St. Phocas Garden Guild

There is no art which better teaches man that he is a creature dependent on God than the cultivation of a garden. Music, painting, sculpture, architecture, literature are easily thought to be man made and can fall to the sin of pride. Less so the gardener who, despite himself, is insensibly aware of dependence on God and his creation. The gardener cultivates, arranges and cooperates with the beauty God has infused throughout nature. The Lord himself said that Solomon in all his glory was not arrayed like the lilies of the field. To know nature is to know God, and the garden is the timeless symbol of serenity, peace and kinship with God. 

God created man for fellowship with himself, and placed him in a garden. Man’s sin drove him out into a world choked with weeds and brambles. To save us God became man that we might learn how, through the weeding and cultivation of our passions, to become divine. Our Orthodox faith calls this theosis. The disordered passions of the soul are like the unwanted weeds in the garden. The Saint Phocas Garden Guild seeks to exhibit the practice of theosis in the little postage stamp of earth God has given us here in I’On.

If you are interested in helping with this work, please contact Donald Livingston by phone (843) 323-0690 or by email, donlivingston45@gmail.com.  

 

Life of St.

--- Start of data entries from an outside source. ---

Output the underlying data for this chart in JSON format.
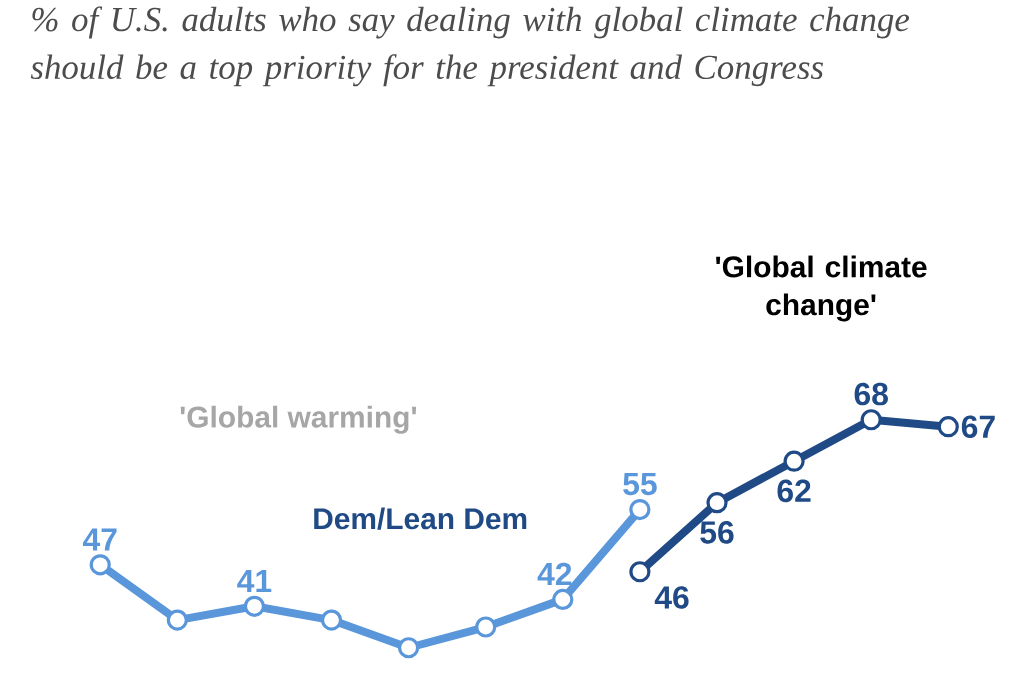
{
  "chart_data": {
    "type": "line",
    "subtitle": "% of U.S. adults who say dealing with global climate change should be a top priority for the president and Congress",
    "categories": [
      null,
      null,
      null,
      null,
      null,
      null,
      null,
      null,
      null,
      null,
      null,
      null
    ],
    "series": [
      {
        "color": "#5a97da",
        "values": [
          47,
          39,
          41,
          39,
          35,
          38,
          42,
          55,
          null,
          null,
          null,
          null
        ],
        "value_labels": [
          "47",
          null,
          "41",
          null,
          null,
          null,
          "42",
          "55",
          null,
          null,
          null,
          null
        ]
      },
      {
        "color": "#1f4a85",
        "values": [
          null,
          null,
          null,
          null,
          null,
          null,
          null,
          46,
          56,
          62,
          68,
          67
        ],
        "value_labels": [
          null,
          null,
          null,
          null,
          null,
          null,
          null,
          "46",
          "56",
          "62",
          "68",
          "67"
        ]
      }
    ],
    "annotations": [
      "'Global warming'",
      "Dem/Lean Dem",
      "'Global climate change'"
    ],
    "marker": "circle",
    "line_style": "solid"
  }
}
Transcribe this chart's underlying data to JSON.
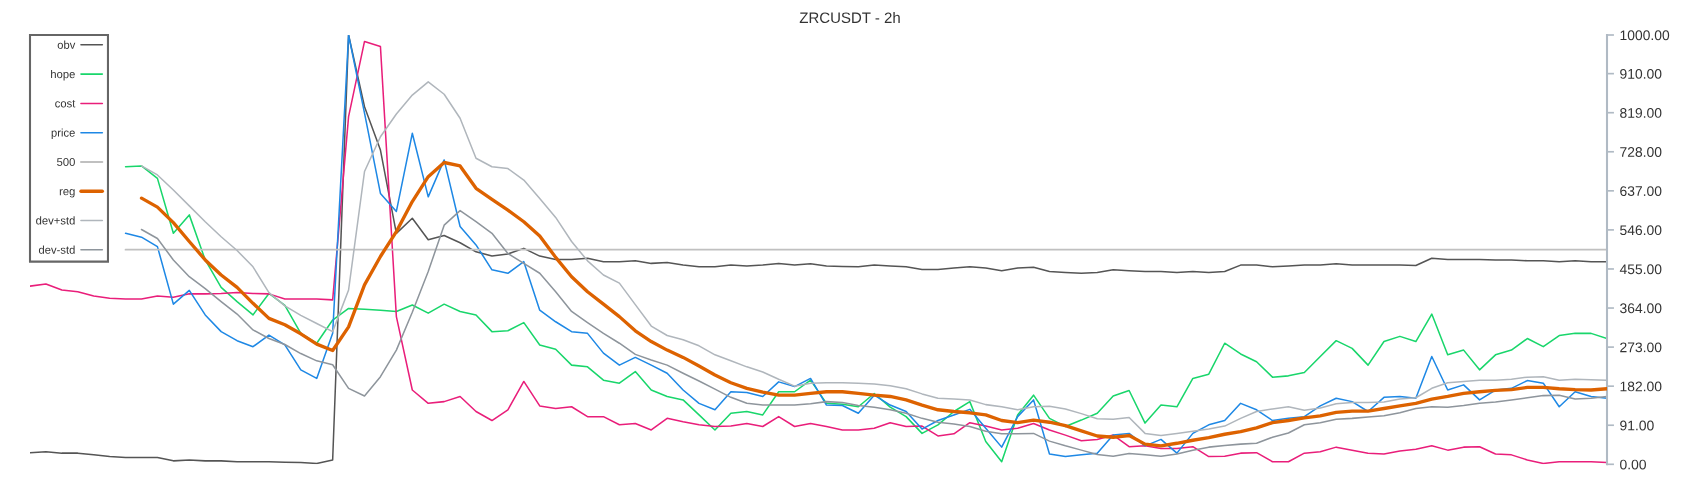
{
  "chart_data": {
    "type": "line",
    "title": "ZRCUSDT - 2h",
    "categories": [
      null,
      null,
      null,
      null,
      null,
      null,
      null,
      null,
      null,
      null,
      null,
      null,
      null,
      null,
      null,
      null,
      null,
      null,
      null,
      null,
      null,
      null,
      null,
      null,
      null,
      null,
      null,
      null,
      null,
      null,
      null,
      null,
      null,
      null,
      null,
      null,
      null,
      null,
      null,
      null,
      null,
      null,
      null,
      null,
      null,
      null,
      null,
      null,
      null,
      null,
      null,
      null,
      null,
      null,
      null,
      null,
      null,
      null,
      null,
      null,
      null,
      null,
      null,
      null,
      null,
      null,
      null,
      null,
      null,
      null,
      null,
      null,
      null,
      null,
      null,
      null,
      null,
      null,
      null,
      null,
      null,
      null,
      null,
      null,
      null,
      null,
      null,
      null,
      null,
      null,
      null,
      null,
      null,
      null,
      null,
      null,
      null,
      null,
      null,
      null
    ],
    "series": [
      {
        "name": "obv",
        "color": "#555555",
        "values": [
          27,
          29,
          26,
          26,
          22,
          18,
          16,
          16,
          16,
          8,
          10,
          8,
          8,
          6,
          6,
          6,
          5,
          4,
          2,
          10,
          1000,
          833,
          732,
          538,
          573,
          523,
          533,
          516,
          495,
          485,
          490,
          503,
          485,
          477,
          477,
          480,
          472,
          472,
          474,
          468,
          470,
          464,
          460,
          460,
          464,
          462,
          464,
          468,
          464,
          467,
          462,
          461,
          460,
          464,
          462,
          460,
          454,
          454,
          457,
          460,
          457,
          451,
          457,
          459,
          449,
          447,
          445,
          447,
          453,
          451,
          449,
          449,
          447,
          449,
          447,
          449,
          464,
          464,
          460,
          462,
          464,
          464,
          467,
          464,
          464,
          464,
          464,
          463,
          480,
          477,
          477,
          477,
          476,
          476,
          474,
          474,
          472,
          474,
          472,
          472
        ]
      },
      {
        "name": "hope",
        "color": "#19d66b",
        "values": [
          null,
          null,
          null,
          null,
          null,
          null,
          693,
          695,
          666,
          538,
          581,
          476,
          412,
          379,
          348,
          398,
          370,
          305,
          282,
          336,
          363,
          361,
          359,
          356,
          371,
          352,
          373,
          356,
          348,
          309,
          311,
          330,
          278,
          268,
          231,
          227,
          196,
          189,
          216,
          173,
          158,
          150,
          115,
          80,
          119,
          123,
          115,
          169,
          169,
          196,
          142,
          140,
          134,
          165,
          133,
          111,
          72,
          92,
          123,
          146,
          53,
          6,
          115,
          161,
          107,
          88,
          103,
          119,
          159,
          172,
          96,
          138,
          134,
          200,
          210,
          282,
          257,
          239,
          203,
          206,
          214,
          251,
          288,
          270,
          231,
          286,
          298,
          286,
          350,
          255,
          266,
          220,
          255,
          266,
          293,
          274,
          300,
          305,
          305,
          293
        ]
      },
      {
        "name": "cost",
        "color": "#e91e7a",
        "values": [
          415,
          420,
          406,
          402,
          392,
          387,
          385,
          385,
          392,
          389,
          397,
          397,
          398,
          400,
          398,
          397,
          385,
          385,
          385,
          383,
          810,
          985,
          973,
          344,
          173,
          142,
          146,
          158,
          123,
          102,
          127,
          193,
          136,
          130,
          134,
          111,
          111,
          92,
          95,
          80,
          107,
          99,
          92,
          88,
          89,
          95,
          88,
          111,
          88,
          95,
          88,
          80,
          80,
          84,
          97,
          88,
          89,
          66,
          71,
          97,
          89,
          80,
          84,
          95,
          80,
          68,
          55,
          58,
          68,
          41,
          43,
          37,
          37,
          41,
          18,
          19,
          26,
          27,
          6,
          6,
          26,
          29,
          40,
          33,
          26,
          24,
          31,
          35,
          43,
          33,
          40,
          41,
          24,
          22,
          10,
          2,
          6,
          6,
          6,
          4
        ]
      },
      {
        "name": "price",
        "color": "#1e88e5",
        "values": [
          null,
          null,
          null,
          null,
          null,
          null,
          538,
          529,
          507,
          373,
          405,
          348,
          309,
          288,
          274,
          301,
          278,
          220,
          200,
          305,
          1000,
          818,
          631,
          589,
          771,
          623,
          709,
          554,
          511,
          453,
          445,
          472,
          359,
          332,
          309,
          305,
          259,
          231,
          249,
          231,
          212,
          173,
          142,
          127,
          169,
          167,
          158,
          192,
          181,
          200,
          138,
          137,
          119,
          161,
          138,
          123,
          82,
          102,
          115,
          128,
          84,
          40,
          111,
          150,
          24,
          18,
          22,
          26,
          68,
          72,
          43,
          58,
          26,
          72,
          92,
          102,
          142,
          127,
          102,
          107,
          111,
          136,
          154,
          146,
          123,
          156,
          158,
          154,
          251,
          173,
          185,
          150,
          173,
          177,
          195,
          189,
          134,
          169,
          158,
          154
        ]
      },
      {
        "name": "500",
        "color": "#c0c0c0",
        "values": [
          null,
          null,
          null,
          null,
          null,
          null,
          500,
          500,
          500,
          500,
          500,
          500,
          500,
          500,
          500,
          500,
          500,
          500,
          500,
          500,
          500,
          500,
          500,
          500,
          500,
          500,
          500,
          500,
          500,
          500,
          500,
          500,
          500,
          500,
          500,
          500,
          500,
          500,
          500,
          500,
          500,
          500,
          500,
          500,
          500,
          500,
          500,
          500,
          500,
          500,
          500,
          500,
          500,
          500,
          500,
          500,
          500,
          500,
          500,
          500,
          500,
          500,
          500,
          500,
          500,
          500,
          500,
          500,
          500,
          500,
          500,
          500,
          500,
          500,
          500,
          500,
          500,
          500,
          500,
          500,
          500,
          500,
          500,
          500,
          500,
          500,
          500,
          500,
          500,
          500,
          500,
          500,
          500,
          500,
          500,
          500,
          500,
          500,
          500,
          500
        ]
      },
      {
        "name": "reg",
        "color": "#dd6200",
        "values": [
          null,
          null,
          null,
          null,
          null,
          null,
          null,
          620,
          599,
          563,
          519,
          476,
          441,
          412,
          375,
          340,
          325,
          304,
          280,
          265,
          320,
          418,
          484,
          542,
          612,
          670,
          703,
          695,
          643,
          617,
          592,
          565,
          532,
          482,
          437,
          402,
          373,
          344,
          311,
          286,
          266,
          249,
          229,
          208,
          190,
          177,
          168,
          161,
          161,
          165,
          169,
          169,
          165,
          161,
          158,
          150,
          138,
          127,
          123,
          120,
          115,
          102,
          97,
          103,
          98,
          90,
          78,
          66,
          63,
          67,
          47,
          43,
          49,
          56,
          62,
          70,
          76,
          85,
          97,
          102,
          108,
          113,
          121,
          124,
          124,
          130,
          136,
          142,
          152,
          158,
          165,
          169,
          172,
          174,
          179,
          179,
          176,
          174,
          173,
          176
        ]
      },
      {
        "name": "dev+std",
        "color": "#b0b6bc",
        "values": [
          null,
          null,
          null,
          null,
          null,
          null,
          null,
          695,
          674,
          639,
          602,
          565,
          530,
          498,
          460,
          400,
          369,
          347,
          328,
          309,
          406,
          682,
          763,
          816,
          860,
          891,
          862,
          806,
          713,
          693,
          689,
          662,
          619,
          575,
          519,
          474,
          441,
          422,
          372,
          322,
          300,
          290,
          276,
          255,
          241,
          227,
          215,
          198,
          182,
          189,
          190,
          190,
          189,
          187,
          183,
          176,
          164,
          154,
          152,
          150,
          139,
          134,
          127,
          134,
          135,
          129,
          118,
          106,
          105,
          109,
          72,
          67,
          72,
          77,
          82,
          89,
          107,
          123,
          129,
          134,
          126,
          131,
          141,
          144,
          144,
          145,
          152,
          155,
          177,
          190,
          193,
          196,
          196,
          198,
          203,
          204,
          196,
          198,
          197,
          196
        ]
      },
      {
        "name": "dev-std",
        "color": "#8e959c",
        "values": [
          null,
          null,
          null,
          null,
          null,
          null,
          null,
          547,
          526,
          476,
          437,
          409,
          379,
          350,
          313,
          293,
          279,
          258,
          241,
          232,
          177,
          159,
          204,
          266,
          354,
          449,
          557,
          591,
          565,
          538,
          491,
          468,
          445,
          402,
          356,
          330,
          305,
          282,
          256,
          243,
          231,
          212,
          194,
          175,
          156,
          142,
          138,
          138,
          138,
          141,
          146,
          144,
          137,
          133,
          127,
          119,
          107,
          98,
          94,
          88,
          77,
          71,
          71,
          72,
          54,
          43,
          33,
          23,
          19,
          25,
          22,
          19,
          24,
          33,
          40,
          44,
          47,
          49,
          63,
          73,
          92,
          97,
          105,
          107,
          110,
          113,
          120,
          130,
          134,
          133,
          137,
          142,
          145,
          150,
          155,
          160,
          161,
          152,
          154,
          158
        ]
      }
    ],
    "ylim": [
      0,
      1000
    ],
    "yticks": [
      {
        "value": 0,
        "label": "0.00"
      },
      {
        "value": 91,
        "label": "91.00"
      },
      {
        "value": 182,
        "label": "182.00"
      },
      {
        "value": 273,
        "label": "273.00"
      },
      {
        "value": 364,
        "label": "364.00"
      },
      {
        "value": 455,
        "label": "455.00"
      },
      {
        "value": 546,
        "label": "546.00"
      },
      {
        "value": 637,
        "label": "637.00"
      },
      {
        "value": 728,
        "label": "728.00"
      },
      {
        "value": 819,
        "label": "819.00"
      },
      {
        "value": 910,
        "label": "910.00"
      },
      {
        "value": 1000,
        "label": "1000.00"
      }
    ],
    "legend": "top left",
    "tick_labels": "y"
  }
}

Phocas

It is like a mustard seed, which a man took and threw into his own garden; and it grew and became a tree, and the birds of the air nested in its branches."- Luke 13:19

It is like a mustard seed, which a man took and threw into his own garden; and it grew and became a tree, and the birds of the air nested in its branches."

- Luke 13:19

No task is too small.

One might take a small plot to care for, or even a single flower pot. 

The holy martyr Phocas the Gardener lived outside the gate of Sinope, a city on the southern shore of the Black Sea a few hundred miles east of Constantinople. He cultivated a garden on which he lived modestly and sold what he grew. He helped the needy and paid for the housing of vagrants. His Christian piety had a great influence on those around him and attracted many pagans to the Christian Faith.

The governor of the district, aware that St Phocas was spreading Christian teachings, gave orders to find and kill him. St. Phocas accidentally came upon those sent after him. He learned of their mission, and without revealing his name, courteously received them, fed them and prepared a place for them to spend the night.

In the dark of night he dug a grave for himself in the garden and made arrangements for all his possessions to be distributed to the poor. In the morning he declared to the strangers that it was he for whom they were searching, and told them to fulfill their duty. The visitors were distressed, not wanting to kill the kindly saint. But he humbly bent his head beneath the sword. The holy martyr was buried in the grave he had prepared in the garden which soon became a place of prayer and miracles.

After the persecution ended, the Christians of Sinope built, on the site of his grave, a stately church in which his relics were deposited. His reputation for Christian hospitality and charity spread throughout the Christian world. His relics were venerated in Rome. St. Chrysostom preached a sermon on the holy martyr in Constantinople upon the occasion of receiving some of his relics. Later, emperor Phocas had a magnificent church built for the saint in Constantinople. He is a patron saint of seafarers, and the portion of grain traditionally set aside for the poor by sailors on all voyages came to be known as “Phocas’ part.”

Holy Martyr Phocas, pray to God for us!